再生回数が多いわけではありません。人が押し寄せたのでもありません。評価しているのは、検索の仕組みのほうです。それでも、内容そのものが五年間、上位に置かれ続けました。
そこで初めて思ったのです。これは、もしかすると価値があるものなのかもしれない、と。
そこから、更に多くの論文を読み始めました。
読んで、驚きました。顔の皮膚が全身の健康に影響することは、すでに書かれていたのです。一本や二本ではありません。
けれど、そこで止まっていました。
論文の中で指摘されたまま、誰もその先へ進んでいない。現実の世界では、顔は相変わらず美容の対象としてしか語られていない。書かれていることと、行われていることのあいだに、大きな溝がありました。

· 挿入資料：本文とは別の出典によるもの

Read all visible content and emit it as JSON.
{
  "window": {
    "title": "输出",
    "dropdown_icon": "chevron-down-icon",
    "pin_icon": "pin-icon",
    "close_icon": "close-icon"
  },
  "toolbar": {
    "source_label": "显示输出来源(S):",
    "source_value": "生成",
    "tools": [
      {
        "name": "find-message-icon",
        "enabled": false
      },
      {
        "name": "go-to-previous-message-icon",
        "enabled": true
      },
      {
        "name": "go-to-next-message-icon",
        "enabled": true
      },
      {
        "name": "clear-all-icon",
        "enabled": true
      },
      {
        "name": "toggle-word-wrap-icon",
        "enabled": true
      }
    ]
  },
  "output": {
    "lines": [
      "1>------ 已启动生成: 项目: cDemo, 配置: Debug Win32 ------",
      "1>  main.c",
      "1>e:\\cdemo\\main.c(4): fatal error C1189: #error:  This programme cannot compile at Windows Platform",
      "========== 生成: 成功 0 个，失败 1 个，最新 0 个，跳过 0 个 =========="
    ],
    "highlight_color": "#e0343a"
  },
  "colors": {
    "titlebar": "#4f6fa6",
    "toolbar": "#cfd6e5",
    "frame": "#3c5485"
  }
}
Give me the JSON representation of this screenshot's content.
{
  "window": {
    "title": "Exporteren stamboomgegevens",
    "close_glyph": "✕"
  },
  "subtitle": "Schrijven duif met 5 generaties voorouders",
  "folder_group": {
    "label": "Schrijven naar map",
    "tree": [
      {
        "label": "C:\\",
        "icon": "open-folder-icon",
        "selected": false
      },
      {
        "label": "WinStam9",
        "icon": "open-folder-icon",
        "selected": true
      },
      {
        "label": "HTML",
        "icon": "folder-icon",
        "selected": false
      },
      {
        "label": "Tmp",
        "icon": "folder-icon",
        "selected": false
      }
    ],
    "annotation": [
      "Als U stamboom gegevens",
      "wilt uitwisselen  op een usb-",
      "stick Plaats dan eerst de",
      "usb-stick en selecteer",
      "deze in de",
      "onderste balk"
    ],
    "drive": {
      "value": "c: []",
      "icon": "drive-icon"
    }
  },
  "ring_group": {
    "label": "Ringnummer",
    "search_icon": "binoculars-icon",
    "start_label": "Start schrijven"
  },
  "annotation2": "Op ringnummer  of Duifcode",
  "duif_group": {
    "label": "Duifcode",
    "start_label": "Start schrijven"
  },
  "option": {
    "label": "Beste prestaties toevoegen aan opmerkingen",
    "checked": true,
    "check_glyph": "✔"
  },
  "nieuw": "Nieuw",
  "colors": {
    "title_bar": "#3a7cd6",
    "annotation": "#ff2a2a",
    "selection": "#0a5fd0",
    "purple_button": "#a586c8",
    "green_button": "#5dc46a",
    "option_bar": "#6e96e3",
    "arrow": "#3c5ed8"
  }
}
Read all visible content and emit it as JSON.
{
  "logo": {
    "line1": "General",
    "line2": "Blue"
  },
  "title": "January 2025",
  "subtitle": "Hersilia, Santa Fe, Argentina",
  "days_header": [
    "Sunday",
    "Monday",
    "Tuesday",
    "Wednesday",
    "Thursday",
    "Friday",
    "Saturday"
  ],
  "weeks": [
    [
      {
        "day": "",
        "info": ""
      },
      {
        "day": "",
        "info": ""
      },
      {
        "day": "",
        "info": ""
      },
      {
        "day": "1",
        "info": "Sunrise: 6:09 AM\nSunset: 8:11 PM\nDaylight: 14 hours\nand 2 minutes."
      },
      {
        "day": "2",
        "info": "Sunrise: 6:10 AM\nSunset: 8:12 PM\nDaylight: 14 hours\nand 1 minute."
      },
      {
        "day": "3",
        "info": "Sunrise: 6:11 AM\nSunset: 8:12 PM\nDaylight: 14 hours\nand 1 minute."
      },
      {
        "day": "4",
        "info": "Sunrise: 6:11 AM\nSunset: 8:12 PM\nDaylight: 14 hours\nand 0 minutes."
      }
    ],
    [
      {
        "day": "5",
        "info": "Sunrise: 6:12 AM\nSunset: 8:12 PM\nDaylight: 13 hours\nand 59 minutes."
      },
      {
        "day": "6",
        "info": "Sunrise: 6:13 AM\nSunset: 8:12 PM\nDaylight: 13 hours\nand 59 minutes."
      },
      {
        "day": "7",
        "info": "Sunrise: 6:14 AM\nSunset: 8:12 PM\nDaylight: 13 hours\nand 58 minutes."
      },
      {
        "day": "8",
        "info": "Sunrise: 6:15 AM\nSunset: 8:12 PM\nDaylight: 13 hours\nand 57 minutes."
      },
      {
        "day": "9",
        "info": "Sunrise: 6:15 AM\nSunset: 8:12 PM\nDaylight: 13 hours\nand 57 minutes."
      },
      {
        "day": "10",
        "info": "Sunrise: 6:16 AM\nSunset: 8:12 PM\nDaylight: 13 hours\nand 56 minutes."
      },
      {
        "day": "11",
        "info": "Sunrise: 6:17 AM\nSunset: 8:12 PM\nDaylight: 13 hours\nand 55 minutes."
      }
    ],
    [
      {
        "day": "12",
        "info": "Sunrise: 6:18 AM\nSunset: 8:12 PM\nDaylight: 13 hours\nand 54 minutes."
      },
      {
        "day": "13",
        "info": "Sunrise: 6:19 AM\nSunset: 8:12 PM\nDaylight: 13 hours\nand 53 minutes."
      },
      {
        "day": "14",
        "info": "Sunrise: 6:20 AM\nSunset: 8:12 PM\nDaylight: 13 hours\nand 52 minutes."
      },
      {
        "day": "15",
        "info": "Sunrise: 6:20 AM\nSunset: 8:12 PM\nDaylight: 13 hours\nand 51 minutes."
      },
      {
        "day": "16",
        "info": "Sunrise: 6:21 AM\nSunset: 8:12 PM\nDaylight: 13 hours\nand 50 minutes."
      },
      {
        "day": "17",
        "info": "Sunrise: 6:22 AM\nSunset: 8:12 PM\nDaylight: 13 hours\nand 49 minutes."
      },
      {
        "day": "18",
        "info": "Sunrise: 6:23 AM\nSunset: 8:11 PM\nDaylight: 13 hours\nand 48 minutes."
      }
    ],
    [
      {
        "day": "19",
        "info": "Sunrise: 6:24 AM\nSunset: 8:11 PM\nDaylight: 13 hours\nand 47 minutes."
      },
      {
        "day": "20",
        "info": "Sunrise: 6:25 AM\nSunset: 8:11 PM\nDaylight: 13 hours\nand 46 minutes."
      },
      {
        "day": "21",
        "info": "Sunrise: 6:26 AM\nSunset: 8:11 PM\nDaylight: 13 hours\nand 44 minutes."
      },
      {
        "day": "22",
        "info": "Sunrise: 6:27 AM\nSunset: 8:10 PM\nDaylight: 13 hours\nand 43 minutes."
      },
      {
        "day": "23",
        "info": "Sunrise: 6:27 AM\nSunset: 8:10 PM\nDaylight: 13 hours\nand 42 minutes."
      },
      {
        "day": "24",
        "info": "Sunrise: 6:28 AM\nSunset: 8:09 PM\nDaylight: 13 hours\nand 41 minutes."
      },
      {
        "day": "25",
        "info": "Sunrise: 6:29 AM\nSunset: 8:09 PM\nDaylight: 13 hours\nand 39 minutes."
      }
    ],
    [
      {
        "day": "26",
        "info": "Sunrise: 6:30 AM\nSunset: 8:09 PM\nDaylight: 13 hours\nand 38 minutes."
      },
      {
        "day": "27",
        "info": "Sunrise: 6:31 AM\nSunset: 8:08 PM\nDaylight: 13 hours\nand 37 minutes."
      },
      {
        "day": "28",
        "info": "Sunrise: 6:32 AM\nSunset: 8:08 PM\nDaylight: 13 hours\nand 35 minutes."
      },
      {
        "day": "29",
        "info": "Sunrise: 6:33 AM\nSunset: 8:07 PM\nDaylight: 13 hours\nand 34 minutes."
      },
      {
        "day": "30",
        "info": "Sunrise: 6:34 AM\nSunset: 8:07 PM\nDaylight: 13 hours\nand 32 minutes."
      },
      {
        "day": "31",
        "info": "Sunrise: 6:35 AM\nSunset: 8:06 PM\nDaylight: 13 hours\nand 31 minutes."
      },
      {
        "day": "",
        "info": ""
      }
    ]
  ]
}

そして、どうしてもこれを届けなければいけないと決めました。
私自身の改善に取り組んだ過程は、論文の知識を手法に変える取り組みだったのです。
World-class Science
XPRIZE Healthspan
Neurovascular Skin Lab — Founder & Administrator
XPRIZE Healthspan に、研究チーム Neurovascular Skin Lab を立ち上げました。角層を上流の変数として扱う——それが、私が持ち込んだ問いです。
その後、米国食品医薬品局(FDA)を支援するレーガン・ユードール財団から、2026年 規制科学イノベーション賞の案内が届きました。応募書類を提出し、受理されています。現在、審査中です。
一人の身体に起きたことは、まだ証明ではありません。だから、検証される場所に置いたのです。